А Высотину верили. Он хвалил прямые и зеленые улицы своего города. В ясные дни там видны были снежные вершины сиреневых гор, казавшиеся совсем близкими, будто они все время приближались и росли. Зимой там соревновались лучшие конькобежцы страны. Баскетбольная команда побеждала ведущие московские команды, ее игроки и тот, что был необыкновенно большого роста, входили в сборную Союза. А сколько выдающихся людей жило там и приезжало туда! А какой там замечательный театр! Получалось, что только столицы республик да немногие крупные города заслуживали внимания. Не хвалили только Москву. Там было все.
Раскрывшаяся перед Димой жизнь страны как будто противостояла тому, что до сих пор составляло его жизнь. Оказалось, что многие ребята в чем-то превосходили его. И все же никто — Дима сознавал, что тоже был таким, — никому не хотел уступать.

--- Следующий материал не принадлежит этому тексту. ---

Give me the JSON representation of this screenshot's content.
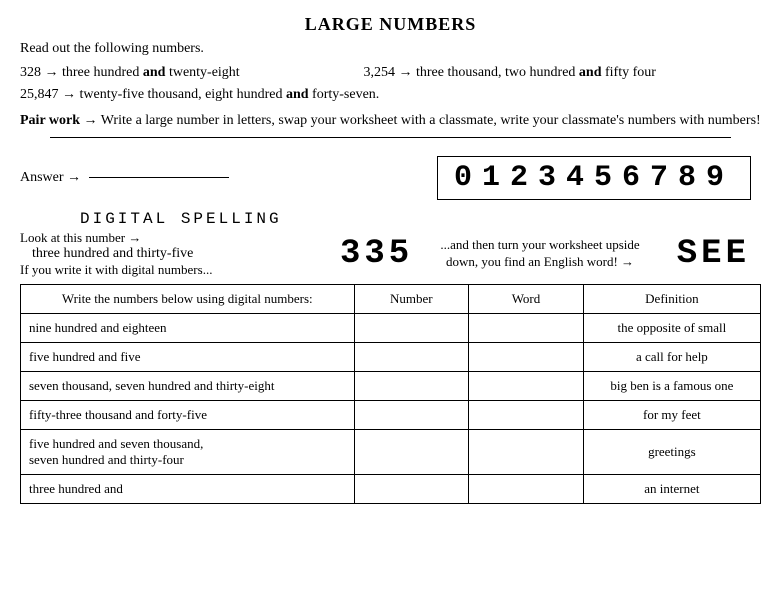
{
  "title": "LARGE NUMBERS",
  "intro": "Read out the following numbers.",
  "arrow": "→",
  "ex1_num": "328",
  "ex1_txt_a": "three hundred ",
  "ex1_and": "and",
  "ex1_txt_b": " twenty-eight",
  "ex2_num": "3,254",
  "ex2_txt_a": "three thousand, two hundred ",
  "ex2_and": "and",
  "ex2_txt_b": " fifty four",
  "ex3_num": "25,847",
  "ex3_txt_a": "twenty-five thousand, eight hundred ",
  "ex3_and": "and",
  "ex3_txt_b": " forty-seven.",
  "pairwork_label": "Pair work",
  "pairwork_text": "Write a large number in letters, swap your worksheet with a classmate, write your classmate's numbers with numbers!",
  "answer_label": "Answer",
  "digital_digits": "0123456789",
  "digital_heading": "DIGITAL SPELLING",
  "lookat": "Look at this number →",
  "three_hundred_thirty_five": "three hundred and thirty-five",
  "ifyou": "If you write it with digital numbers...",
  "num335": "335",
  "midtext": "...and then turn your worksheet upside down, you find an English word! →",
  "see_word": "SEE",
  "table": {
    "header_prompt": "Write the numbers below using digital numbers:",
    "header_number": "Number",
    "header_word": "Word",
    "header_def": "Definition",
    "rows": [
      {
        "prompt": "nine hundred and eighteen",
        "def": "the opposite of small"
      },
      {
        "prompt": "five hundred and five",
        "def": "a call for help"
      },
      {
        "prompt": "seven thousand, seven hundred and thirty-eight",
        "def": "big ben is a famous one"
      },
      {
        "prompt": "fifty-three thousand and forty-five",
        "def": "for my feet"
      },
      {
        "prompt": "five hundred and seven thousand,\nseven hundred and thirty-four",
        "def": "greetings"
      },
      {
        "prompt": "three hundred and",
        "def": "an internet"
      }
    ]
  }
}
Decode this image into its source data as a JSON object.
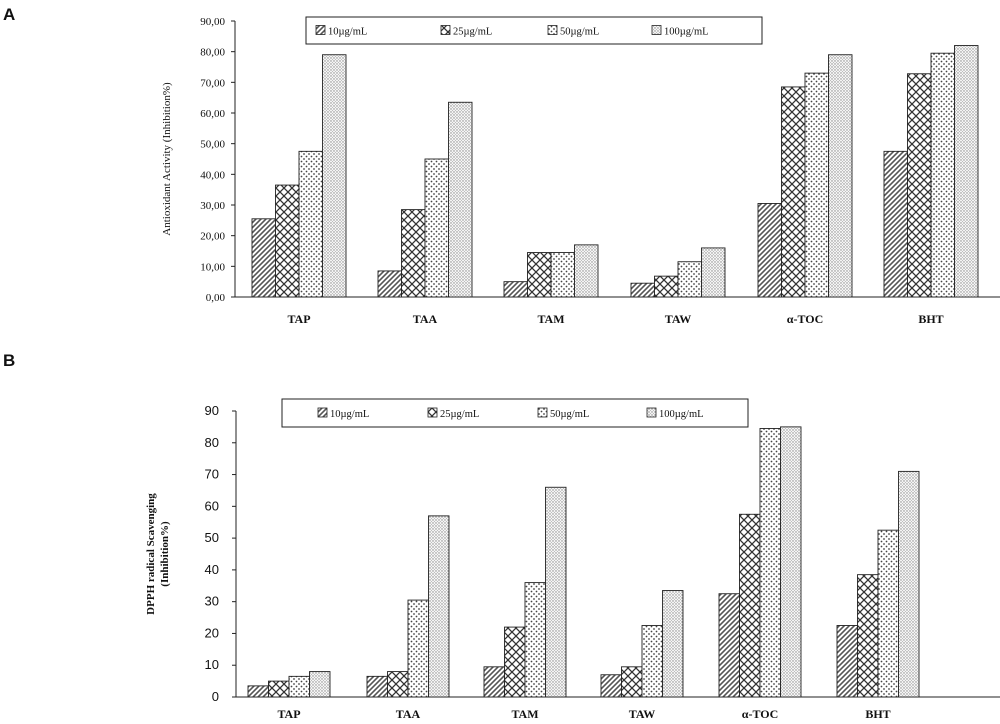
{
  "chart_data": [
    {
      "panel": "A",
      "type": "bar",
      "ylabel": "Antioxidant Activity (Inhibition%)",
      "ylim": [
        0,
        90
      ],
      "ytick_step": 10,
      "ytick_labels": [
        "0,00",
        "10,00",
        "20,00",
        "30,00",
        "40,00",
        "50,00",
        "60,00",
        "70,00",
        "80,00",
        "90,00"
      ],
      "categories": [
        "TAP",
        "TAA",
        "TAM",
        "TAW",
        "α-TOC",
        "BHT"
      ],
      "series": [
        {
          "name": "10µg/mL",
          "values": [
            25.5,
            8.5,
            5.0,
            4.5,
            30.5,
            47.5
          ]
        },
        {
          "name": "25µg/mL",
          "values": [
            36.5,
            28.5,
            14.5,
            6.8,
            68.5,
            72.8
          ]
        },
        {
          "name": "50µg/mL",
          "values": [
            47.5,
            45.0,
            14.5,
            11.5,
            73.0,
            79.5
          ]
        },
        {
          "name": "100µg/mL",
          "values": [
            79.0,
            63.5,
            17.0,
            16.0,
            79.0,
            82.0
          ]
        }
      ],
      "legend": "top"
    },
    {
      "panel": "B",
      "type": "bar",
      "ylabel_lines": [
        "DPPH radical Scavenging",
        "(Inhibition%)"
      ],
      "ylim": [
        0,
        90
      ],
      "ytick_step": 10,
      "ytick_labels": [
        "0",
        "10",
        "20",
        "30",
        "40",
        "50",
        "60",
        "70",
        "80",
        "90"
      ],
      "categories": [
        "TAP",
        "TAA",
        "TAM",
        "TAW",
        "α-TOC",
        "BHT"
      ],
      "series": [
        {
          "name": "10µg/mL",
          "values": [
            3.5,
            6.5,
            9.5,
            7.0,
            32.5,
            22.5
          ]
        },
        {
          "name": "25µg/mL",
          "values": [
            5.0,
            8.0,
            22.0,
            9.5,
            57.5,
            38.5
          ]
        },
        {
          "name": "50µg/mL",
          "values": [
            6.5,
            30.5,
            36.0,
            22.5,
            84.5,
            52.5
          ]
        },
        {
          "name": "100µg/mL",
          "values": [
            8.0,
            57.0,
            66.0,
            33.5,
            85.0,
            71.0
          ]
        }
      ],
      "legend": "top"
    }
  ]
}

Все хотели что-то значить.
Нет, Дима никому не завидовал. Невольно отыскивая в себе то, что было по-настоящему дорого ему, он неожиданно вспомнил своих сахалинских друзей — Леню Гликенфрейда и Алексея Кима. Он даже удивился, что вспомнил их, но удивление тут же сменила догадка: может быть, то, что он знал о Лене и Алексее, и то, как сложится их жизнь дальше, было важнее, чем всякие города с их достопримечательностями, спортивными командами, известными людьми?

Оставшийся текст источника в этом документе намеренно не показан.